Ohinemuri Regional History Journal 37, September 1993

By J F (Fred) Robertson

Re-reading the article by Alistair Isdale in Journal 32 on Karangahake School of Mines [see Journal 32: Karangahake School of Mines - E] recalls memories of 60 years ago.

It was in 1931 that I started working in the Martha mine and also attended the School of Mines and still have a note book dated that year. The 30's depression led many to gravitate to the mine, the big employer of those days, some with very good educational qualifications who were grateful to obtain any type of employment. Many adjusted and became good miners, most leaving later as employment opportunities in their own fields again became available. I, along with others, took the opportunity to attend the School of Mines and studied mining and other subjects under tuition from the well respected and able director Mr Viv Morgan. Some who later gained metalliferous certificates became mine managers or underground officials, or moved to overseas positions.

During the war years, and for many years after, I was employed in the coal mining industry in Huntly district and was later appointed an Inspector of Mines and Quarries based in Greymouth. At that time there were six inspectors with the Mines Department, plus a Chief Inspector based in Wellington. Of the seven, five had gained their Mine Manager's Certificates at Waihi School of Mines. Eric Rowe was based in Auckland; Bert McAra in Huntly; Andy Robinson in Palmerston North; myself in Greymouth and Bill McConachie in Dunedin. Mr Alan Palmer a graduate from Otago School of Mines was also based in Dunedin as the Manapouri Power Project was in full swing. Prior to the period I quote, there had been two other Inspectors with the Mines Department, Alec Waite (Palmerston North) and Lance Fallon (Greymouth), both graduates from Waihi School of Mines.
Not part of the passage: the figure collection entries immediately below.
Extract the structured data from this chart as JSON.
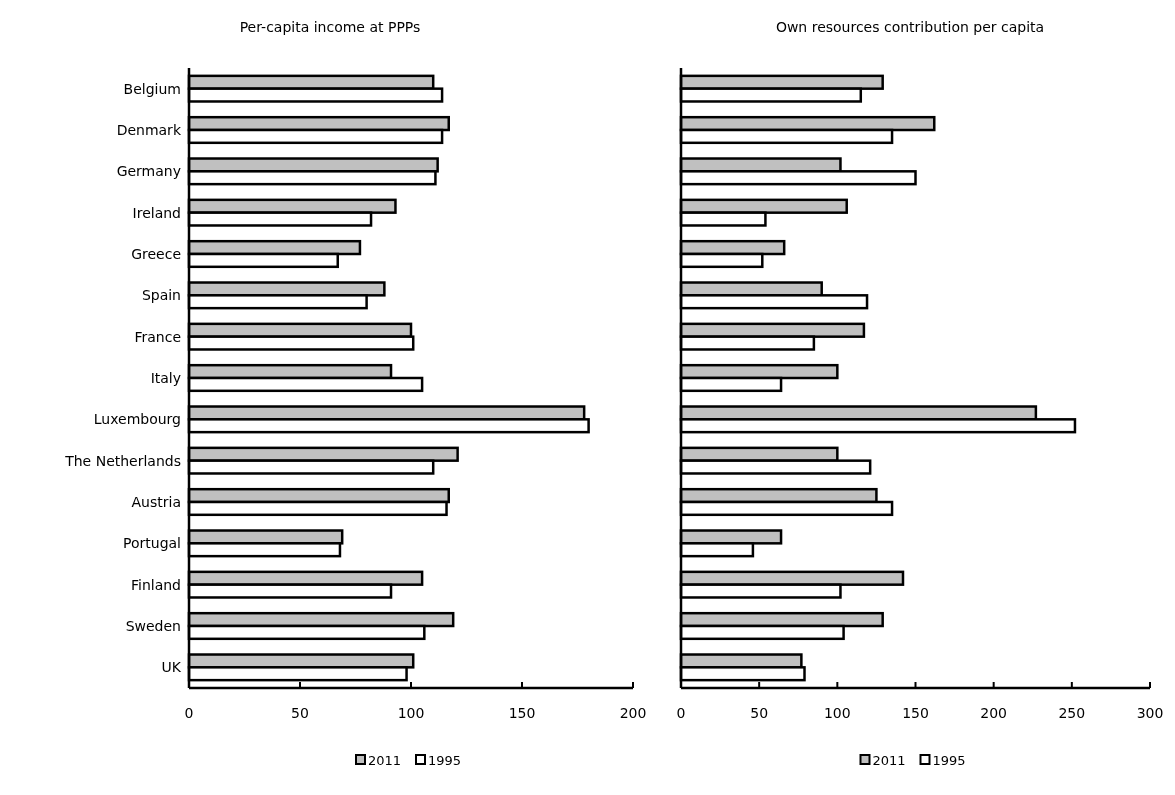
{
  "chart_data": [
    {
      "type": "bar",
      "orientation": "horizontal",
      "title": "Per-capita income at PPPs",
      "categories": [
        "Belgium",
        "Denmark",
        "Germany",
        "Ireland",
        "Greece",
        "Spain",
        "France",
        "Italy",
        "Luxembourg",
        "The Netherlands",
        "Austria",
        "Portugal",
        "Finland",
        "Sweden",
        "UK"
      ],
      "series": [
        {
          "name": "2011",
          "color": "#c0c0c0",
          "values": [
            110,
            117,
            112,
            93,
            77,
            88,
            100,
            91,
            178,
            121,
            117,
            69,
            105,
            119,
            101
          ]
        },
        {
          "name": "1995",
          "color": "#ffffff",
          "values": [
            114,
            114,
            111,
            82,
            67,
            80,
            101,
            105,
            180,
            110,
            116,
            68,
            91,
            106,
            98
          ]
        }
      ],
      "xlim": [
        0,
        200
      ],
      "xticks": [
        0,
        50,
        100,
        150,
        200
      ],
      "grid": false,
      "legend": "bottom"
    },
    {
      "type": "bar",
      "orientation": "horizontal",
      "title": "Own resources contribution per capita",
      "categories": [
        null,
        null,
        null,
        null,
        null,
        null,
        null,
        null,
        null,
        null,
        null,
        null,
        null,
        null,
        null
      ],
      "series": [
        {
          "name": "2011",
          "color": "#c0c0c0",
          "values": [
            129,
            162,
            102,
            106,
            66,
            90,
            117,
            100,
            227,
            100,
            125,
            64,
            142,
            129,
            77
          ]
        },
        {
          "name": "1995",
          "color": "#ffffff",
          "values": [
            115,
            135,
            150,
            54,
            52,
            119,
            85,
            64,
            252,
            121,
            135,
            46,
            102,
            104,
            79
          ]
        }
      ],
      "xlim": [
        0,
        300
      ],
      "xticks": [
        0,
        50,
        100,
        150,
        200,
        250,
        300
      ],
      "grid": false,
      "legend": "bottom"
    }
  ]
}
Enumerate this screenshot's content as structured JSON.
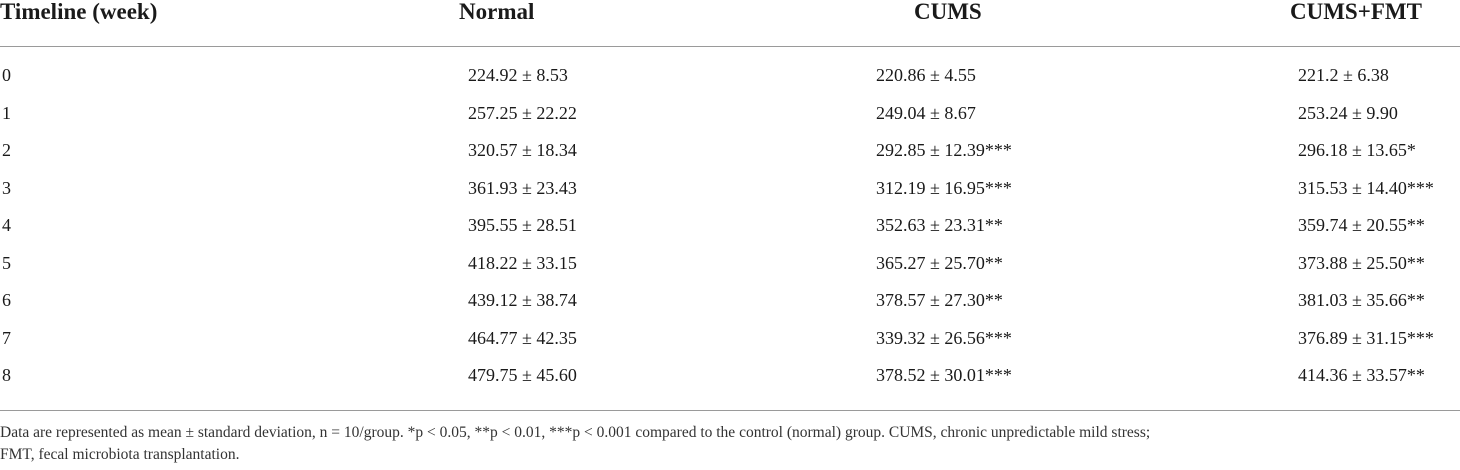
{
  "table": {
    "headers": [
      "Timeline (week)",
      "Normal",
      "CUMS",
      "CUMS+FMT"
    ],
    "rows": [
      [
        "0",
        "224.92 ± 8.53",
        "220.86 ± 4.55",
        "221.2 ± 6.38"
      ],
      [
        "1",
        "257.25 ± 22.22",
        "249.04 ± 8.67",
        "253.24 ± 9.90"
      ],
      [
        "2",
        "320.57 ± 18.34",
        "292.85 ± 12.39***",
        "296.18 ± 13.65*"
      ],
      [
        "3",
        "361.93 ± 23.43",
        "312.19 ± 16.95***",
        "315.53 ± 14.40***"
      ],
      [
        "4",
        "395.55 ± 28.51",
        "352.63 ± 23.31**",
        "359.74 ± 20.55**"
      ],
      [
        "5",
        "418.22 ± 33.15",
        "365.27 ± 25.70**",
        "373.88 ± 25.50**"
      ],
      [
        "6",
        "439.12 ± 38.74",
        "378.57 ± 27.30**",
        "381.03 ± 35.66**"
      ],
      [
        "7",
        "464.77 ± 42.35",
        "339.32 ± 26.56***",
        "376.89 ± 31.15***"
      ],
      [
        "8",
        "479.75 ± 45.60",
        "378.52 ± 30.01***",
        "414.36 ± 33.57**"
      ]
    ]
  },
  "footnote": {
    "line1": "Data are represented as mean ± standard deviation, n = 10/group. *p < 0.05, **p < 0.01, ***p < 0.001 compared to the control (normal) group. CUMS, chronic unpredictable mild stress;",
    "line2": "FMT, fecal microbiota transplantation."
  }
}
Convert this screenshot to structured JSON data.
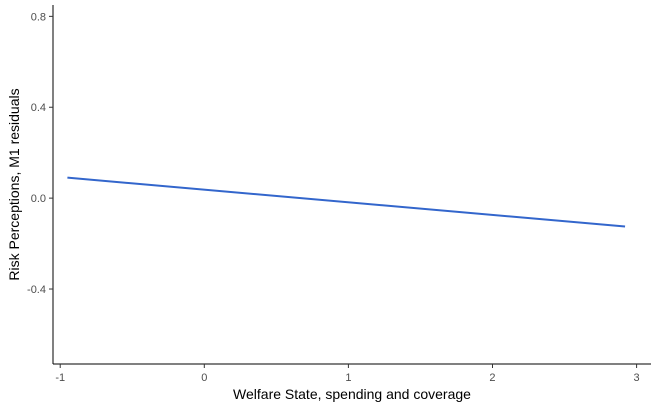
{
  "chart_data": {
    "type": "line",
    "title": "",
    "xlabel": "Welfare State, spending and coverage",
    "ylabel": "Risk Perceptions, M1 residuals",
    "xlim": [
      -1.05,
      3.1
    ],
    "ylim": [
      -0.73,
      0.85
    ],
    "x_ticks": [
      -1,
      0,
      1,
      2,
      3
    ],
    "x_tick_labels": [
      "-1",
      "0",
      "1",
      "2",
      "3"
    ],
    "y_ticks": [
      -0.4,
      0.0,
      0.4,
      0.8
    ],
    "y_tick_labels": [
      "-0.4",
      "0.0",
      "0.4",
      "0.8"
    ],
    "grid": false,
    "legend": "none",
    "series": [
      {
        "color": "#3366cc",
        "x": [
          -0.95,
          2.92
        ],
        "y": [
          0.09,
          -0.125
        ]
      }
    ]
  }
}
Credit in the first instance, for what would appear to be an unbeatable record for any School of Mines, without any chance of being repeated, should surely be given to the teachings of the director and teachers of those times.

Continuing the re-calling of my time associated with the Martha Mine, I since puzzled over why so many gold miners had 'nick' names, but very few coal miners, in proportion, seemed to have acquired them. In employment as an underground official in the coal mines I met many miners but a few years ago could recall about ten with 'nick' names where as at that time could recall about seventy associated with the Martha Mine. Perhaps it was because coal miners and gold miners originated from diverse parts of England nearly two centuries ago with different senses of humour. Some of our readers may have a theory.